O procedimento completo envolve quatro etapas: Processo Administrativo Disciplinar (PAD), reexame obrigatório pelo CNJ, ação civil proposta pela AGU no STF e, por fim, o julgamento definitivo pelo Supremo. Essa estrutura visa garantir o devido processo legal e o direito à ampla defesa, conforme preceitua a Constituição.
## Hipóteses e Aplicação da Nova Regra
A resolução detalha as situações em que a disponibilidade com proposta de perda do cargo poderá ser aplicada. Entre elas estão negligência grave no cumprimento de deveres funcionais, conduta incompatível com a dignidade e o decoro do cargo, insuficiência permanente de capacidade para o trabalho, exercício de atividade vedada pela legislação, recebimento de vantagens indevidas e atuação político-partidária. A decisão também determina que os tribunais comuniquem o Ministério Público sobre a aplicação dessas medidas para eventual responsabilização nas esferas civil e penal.
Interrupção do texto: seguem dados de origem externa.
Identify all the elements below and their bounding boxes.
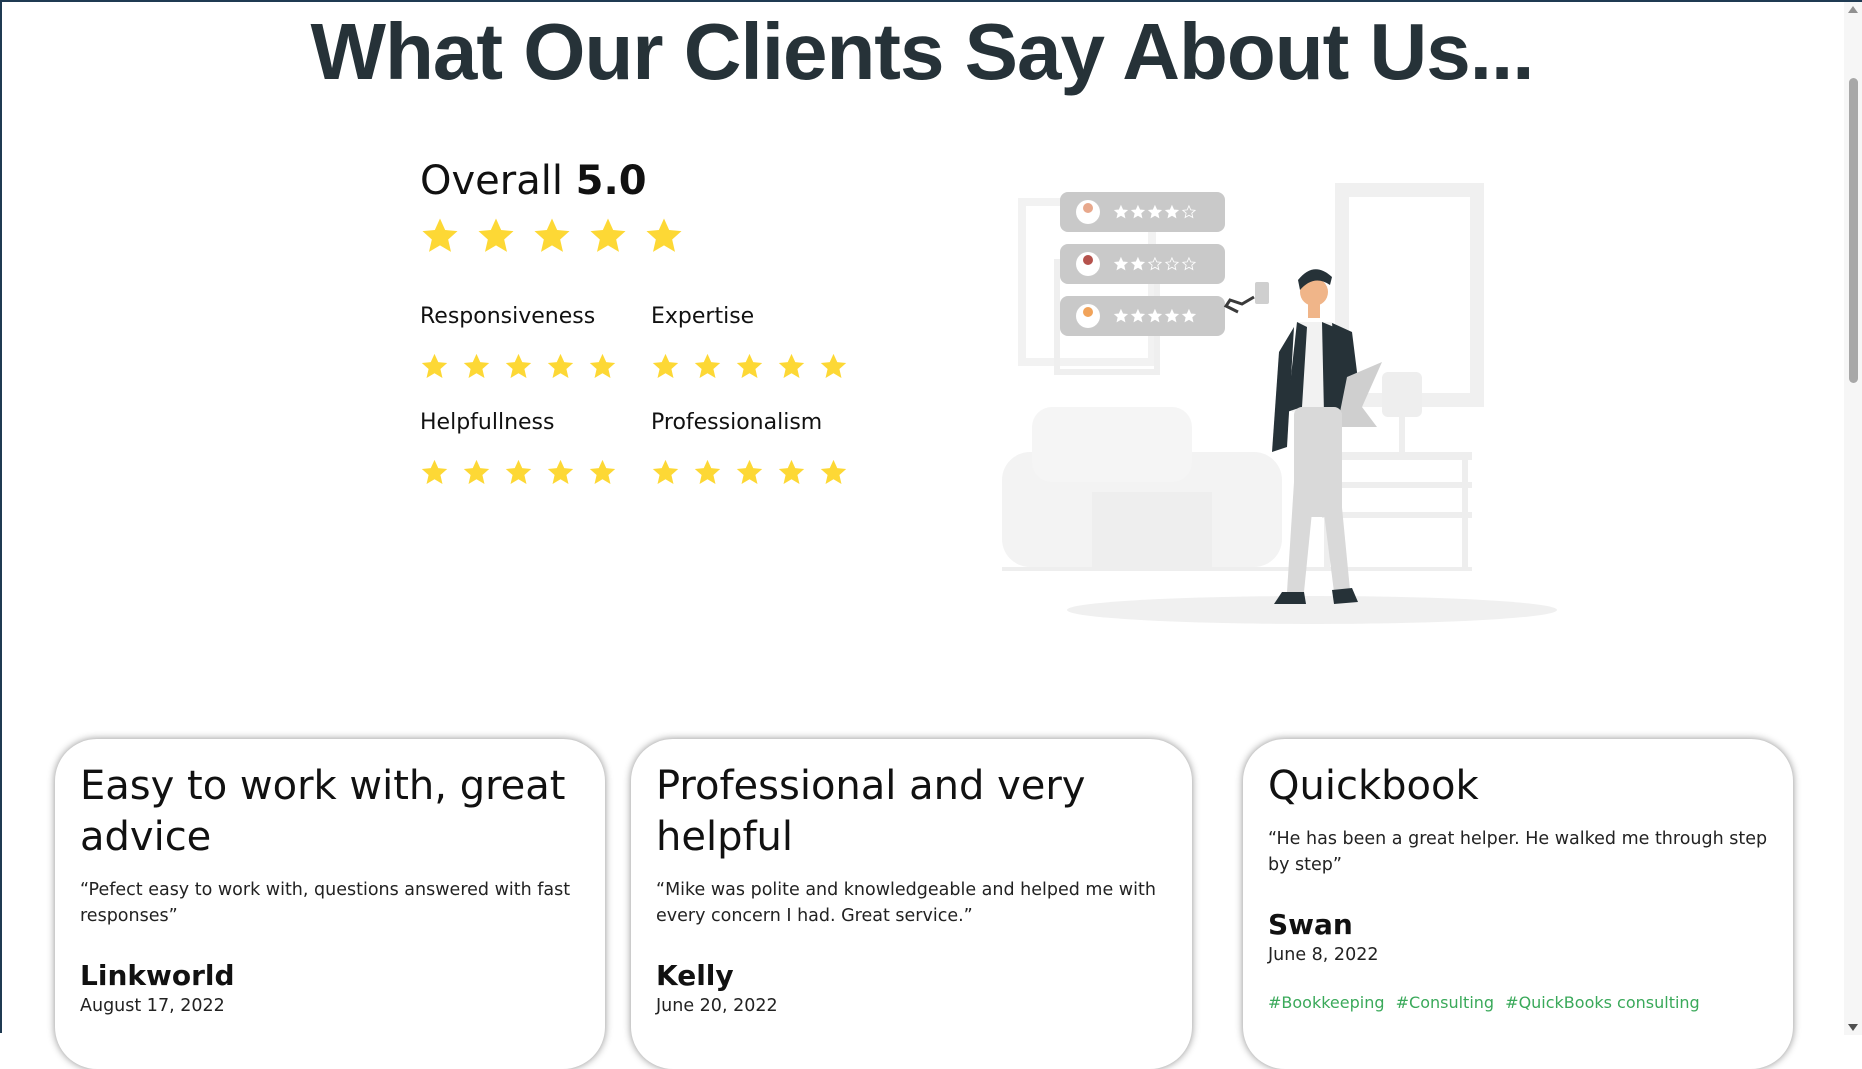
star-icon bbox=[476, 216, 516, 256]
star-icon bbox=[588, 216, 628, 256]
reviewer-name: Kelly bbox=[656, 959, 734, 992]
review-bubble bbox=[1060, 296, 1225, 336]
category-stars-expertise bbox=[651, 352, 848, 381]
star-icon bbox=[693, 352, 722, 381]
page-title: What Our Clients Say About Us... bbox=[310, 7, 1535, 96]
category-label-responsiveness: Responsiveness bbox=[420, 304, 596, 329]
category-label-helpfullness: Helpfullness bbox=[420, 410, 555, 435]
star-icon bbox=[504, 458, 533, 487]
review-quote: “Mike was polite and knowledgeable and h… bbox=[656, 880, 1156, 926]
scroll-up-arrow-icon[interactable] bbox=[1848, 6, 1858, 13]
review-date: June 20, 2022 bbox=[656, 996, 778, 1016]
review-bubble bbox=[1060, 192, 1225, 232]
scroll-thumb[interactable] bbox=[1849, 78, 1858, 383]
review-title: Easy to work with, great advice bbox=[80, 763, 566, 860]
page-scrollbar[interactable] bbox=[1844, 2, 1862, 1035]
review-date: June 8, 2022 bbox=[1268, 945, 1379, 965]
star-icon bbox=[420, 216, 460, 256]
star-icon bbox=[462, 458, 491, 487]
star-icon bbox=[735, 352, 764, 381]
review-card[interactable]: Easy to work with, great advice “Pefect … bbox=[55, 739, 605, 1069]
scroll-down-arrow-icon[interactable] bbox=[1848, 1024, 1858, 1031]
tag-link[interactable]: #Bookkeeping bbox=[1268, 993, 1385, 1012]
overall-stars bbox=[420, 216, 684, 256]
review-title: Professional and very helpful bbox=[656, 763, 1086, 860]
review-quote: “He has been a great helper. He walked m… bbox=[1268, 829, 1768, 875]
star-icon bbox=[777, 352, 806, 381]
star-icon bbox=[420, 458, 449, 487]
star-icon bbox=[462, 352, 491, 381]
star-icon bbox=[532, 216, 572, 256]
reviewer-name: Linkworld bbox=[80, 959, 235, 992]
review-card[interactable]: Professional and very helpful “Mike was … bbox=[631, 739, 1192, 1069]
review-bubble bbox=[1060, 244, 1225, 284]
category-label-professionalism: Professionalism bbox=[651, 410, 823, 435]
review-card[interactable]: Quickbook “He has been a great helper. H… bbox=[1243, 739, 1793, 1069]
overall-label: Overall bbox=[420, 158, 563, 204]
overall-score: 5.0 bbox=[575, 158, 647, 204]
star-icon bbox=[504, 352, 533, 381]
star-icon bbox=[546, 458, 575, 487]
review-quote: “Pefect easy to work with, questions ans… bbox=[80, 880, 571, 926]
category-stars-responsiveness bbox=[420, 352, 617, 381]
star-icon bbox=[651, 352, 680, 381]
star-icon bbox=[546, 352, 575, 381]
category-stars-professionalism bbox=[651, 458, 848, 487]
star-icon bbox=[819, 458, 848, 487]
star-icon bbox=[644, 216, 684, 256]
tag-link[interactable]: #QuickBooks consulting bbox=[1505, 993, 1700, 1012]
category-label-expertise: Expertise bbox=[651, 304, 755, 329]
star-icon bbox=[693, 458, 722, 487]
star-icon bbox=[588, 458, 617, 487]
review-title: Quickbook bbox=[1268, 763, 1479, 809]
star-icon bbox=[651, 458, 680, 487]
category-stars-helpfullness bbox=[420, 458, 617, 487]
customer-review-illustration bbox=[1002, 183, 1557, 624]
review-date: August 17, 2022 bbox=[80, 996, 225, 1016]
reviewer-name: Swan bbox=[1268, 908, 1353, 941]
tag-link[interactable]: #Consulting bbox=[1396, 993, 1494, 1012]
star-icon bbox=[420, 352, 449, 381]
star-icon bbox=[588, 352, 617, 381]
star-icon bbox=[735, 458, 764, 487]
review-tags: #Bookkeeping #Consulting #QuickBooks con… bbox=[1268, 993, 1768, 1012]
star-icon bbox=[819, 352, 848, 381]
overall-rating: Overall 5.0 bbox=[420, 158, 647, 204]
star-icon bbox=[777, 458, 806, 487]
A nova regra não terá efeito retroativo, aplicando-se apenas a processos instaurados após sua entrada em vigor ou que ainda estejam em tramitação. Magistrados condenados à aposentadoria compulsória ao longo dos 20 anos de atuação do CNJ, que resultaram em 126 casos, não serão afetados. O presidente do CNJ, ministro Edson Fachin, ressaltou que a mudança representa uma evolução institucional, buscando equilibrar a responsabilização disciplinar com as garantias constitucionais da magistratura. A resolução foi elaborada após diálogo com entidades representativas dos magistrados.